Tayinini çıktığını öğreneli bir hafta olmuştu. İlk valilik denemesi olan şehrinden ayrılma düşüncesi hüzün veriyordu. Eşyaları kamyona yükleyen işçileri seyrederken birden dört yıl öncesini hatırladı.
Kendinden önceki vali de bu lojmanda oturmuştu ve onunla bu evden taşınırken tanışmışlardı. El sıkışmaları bile ne kadar zor olmuştu. Evin içinde bir sürü insan onu uğurlamaya gelmişti, hatta ağlayanlar bile vardı.
Oysa şimdi kendisi taşınıyordu ve eşi ve çocuklarından başka kimse yoktu. O bu düşünceler içinde iken kendinden önceki valinin de çok hürmet gösterdiği yaşlı istiklal savaşı gazisinin sesiyle irkildi. “Evlat” dedi , “nedir bu halin? “, ”buradan ayrılmak biraz hüzün verdi” dedi vali.
Hüznünün gerçek sebebini söylemediğini yaşlı gazi de anlamıştı. “Söyle evlat söyle senin bir şeye canın sıkılmış “ dedi yaşlı gazi. Vali artık dayanamadı ve “dört yıldır buradayım bir sürü insanla tanıştım daha düne kadar etrafımda olan insanlardan şimdi hiç biri yok. Oysa benden önceki vali taşınırken kalabalıktan evin içine girememiştim “dedi.

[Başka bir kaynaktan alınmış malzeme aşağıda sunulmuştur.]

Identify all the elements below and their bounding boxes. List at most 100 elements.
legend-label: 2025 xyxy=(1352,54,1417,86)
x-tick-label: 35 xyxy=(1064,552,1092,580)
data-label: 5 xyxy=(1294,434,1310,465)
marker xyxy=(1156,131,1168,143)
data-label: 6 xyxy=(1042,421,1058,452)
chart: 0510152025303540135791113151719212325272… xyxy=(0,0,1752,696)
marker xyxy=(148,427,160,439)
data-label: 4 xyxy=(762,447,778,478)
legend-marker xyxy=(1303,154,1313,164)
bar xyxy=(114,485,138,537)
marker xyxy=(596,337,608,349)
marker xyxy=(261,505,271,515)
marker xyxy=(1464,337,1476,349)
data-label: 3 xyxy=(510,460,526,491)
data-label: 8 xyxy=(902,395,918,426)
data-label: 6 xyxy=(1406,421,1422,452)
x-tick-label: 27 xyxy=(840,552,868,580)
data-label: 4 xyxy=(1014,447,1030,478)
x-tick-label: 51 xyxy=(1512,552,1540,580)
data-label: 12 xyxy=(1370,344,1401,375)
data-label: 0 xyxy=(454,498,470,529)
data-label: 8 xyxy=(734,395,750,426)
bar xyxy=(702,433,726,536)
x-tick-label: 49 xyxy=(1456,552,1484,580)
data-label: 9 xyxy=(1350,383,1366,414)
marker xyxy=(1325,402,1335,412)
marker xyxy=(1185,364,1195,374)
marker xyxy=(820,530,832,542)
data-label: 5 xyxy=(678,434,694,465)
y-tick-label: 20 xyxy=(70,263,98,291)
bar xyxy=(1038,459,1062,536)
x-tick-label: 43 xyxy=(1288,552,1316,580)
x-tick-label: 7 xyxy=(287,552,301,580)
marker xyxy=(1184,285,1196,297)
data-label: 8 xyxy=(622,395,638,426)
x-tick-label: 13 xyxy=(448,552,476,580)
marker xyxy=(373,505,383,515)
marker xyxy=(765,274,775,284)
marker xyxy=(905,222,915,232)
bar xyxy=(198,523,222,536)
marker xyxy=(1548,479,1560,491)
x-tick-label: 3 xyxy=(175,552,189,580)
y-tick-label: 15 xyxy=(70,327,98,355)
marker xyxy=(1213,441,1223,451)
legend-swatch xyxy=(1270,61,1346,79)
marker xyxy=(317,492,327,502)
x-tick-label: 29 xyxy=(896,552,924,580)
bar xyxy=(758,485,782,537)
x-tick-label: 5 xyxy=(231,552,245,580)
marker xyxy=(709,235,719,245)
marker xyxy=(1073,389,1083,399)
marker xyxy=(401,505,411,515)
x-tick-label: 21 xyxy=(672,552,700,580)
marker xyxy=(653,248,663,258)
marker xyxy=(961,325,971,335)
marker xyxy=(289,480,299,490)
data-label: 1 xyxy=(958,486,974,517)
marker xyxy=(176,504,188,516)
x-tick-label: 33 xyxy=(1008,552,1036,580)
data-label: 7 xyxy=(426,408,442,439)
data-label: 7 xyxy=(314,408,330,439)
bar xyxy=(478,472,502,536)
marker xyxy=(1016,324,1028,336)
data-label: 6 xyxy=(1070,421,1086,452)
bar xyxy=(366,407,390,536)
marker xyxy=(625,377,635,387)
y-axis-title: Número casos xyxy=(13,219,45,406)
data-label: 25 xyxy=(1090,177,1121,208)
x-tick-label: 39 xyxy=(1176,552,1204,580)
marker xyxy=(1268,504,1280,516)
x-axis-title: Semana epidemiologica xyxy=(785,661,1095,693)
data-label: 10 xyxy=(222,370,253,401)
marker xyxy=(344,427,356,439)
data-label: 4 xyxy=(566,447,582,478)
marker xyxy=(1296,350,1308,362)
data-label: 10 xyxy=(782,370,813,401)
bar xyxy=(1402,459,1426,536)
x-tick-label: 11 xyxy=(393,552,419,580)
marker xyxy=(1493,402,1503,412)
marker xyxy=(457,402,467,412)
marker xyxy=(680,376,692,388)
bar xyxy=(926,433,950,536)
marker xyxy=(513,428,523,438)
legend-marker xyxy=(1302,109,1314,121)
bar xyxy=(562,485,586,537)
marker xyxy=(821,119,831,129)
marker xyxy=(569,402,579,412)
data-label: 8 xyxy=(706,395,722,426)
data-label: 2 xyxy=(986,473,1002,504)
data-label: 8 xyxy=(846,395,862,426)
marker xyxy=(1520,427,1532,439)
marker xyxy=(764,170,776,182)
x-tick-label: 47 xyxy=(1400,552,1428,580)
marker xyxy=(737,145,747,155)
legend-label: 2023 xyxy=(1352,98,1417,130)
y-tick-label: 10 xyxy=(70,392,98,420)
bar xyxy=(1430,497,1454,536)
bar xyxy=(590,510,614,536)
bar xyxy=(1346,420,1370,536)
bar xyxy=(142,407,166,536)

Yaşlı gazi ibretli bir gülümseme ile: - Bak evlat okumuşsun güzel mevkiler edinmişsin ama insanlara hep yukarıdan bakarsan, yanına gelene gülümsemezsen büyüğünü küçüğünü tanımazsan böyle olur. Valide olsan, padişah da olsan önce insan olmayı öğrenmelisin dedi.
Vali oldukça sarsılmıştı. Yaşlı gazi açık konuşmuştu. Yerinden kalktı yaşlı gazinin elinden öptü ve ikazından dolayı teşekkür etti. Sonra zorla da olsa gülümseyerek: “vali olmanın her şey olmadığını anladım. Bundan sonra insanların yanında hareketlerime daha dikkat edeceğim “dedi.
İyi bir insan olursan insanlar arasında sevilirsin dedi yaşlı adam ve aheste adımlarla oradan ayrıldı. İnsan başkalarını alçaltırken aynı zamanda kendisini de alçaltır. İnsanın, sözü hikmet, bakışı ibret ve sükûtu ders olmalıdır. Doğrusu insan olmak gibisi var mı?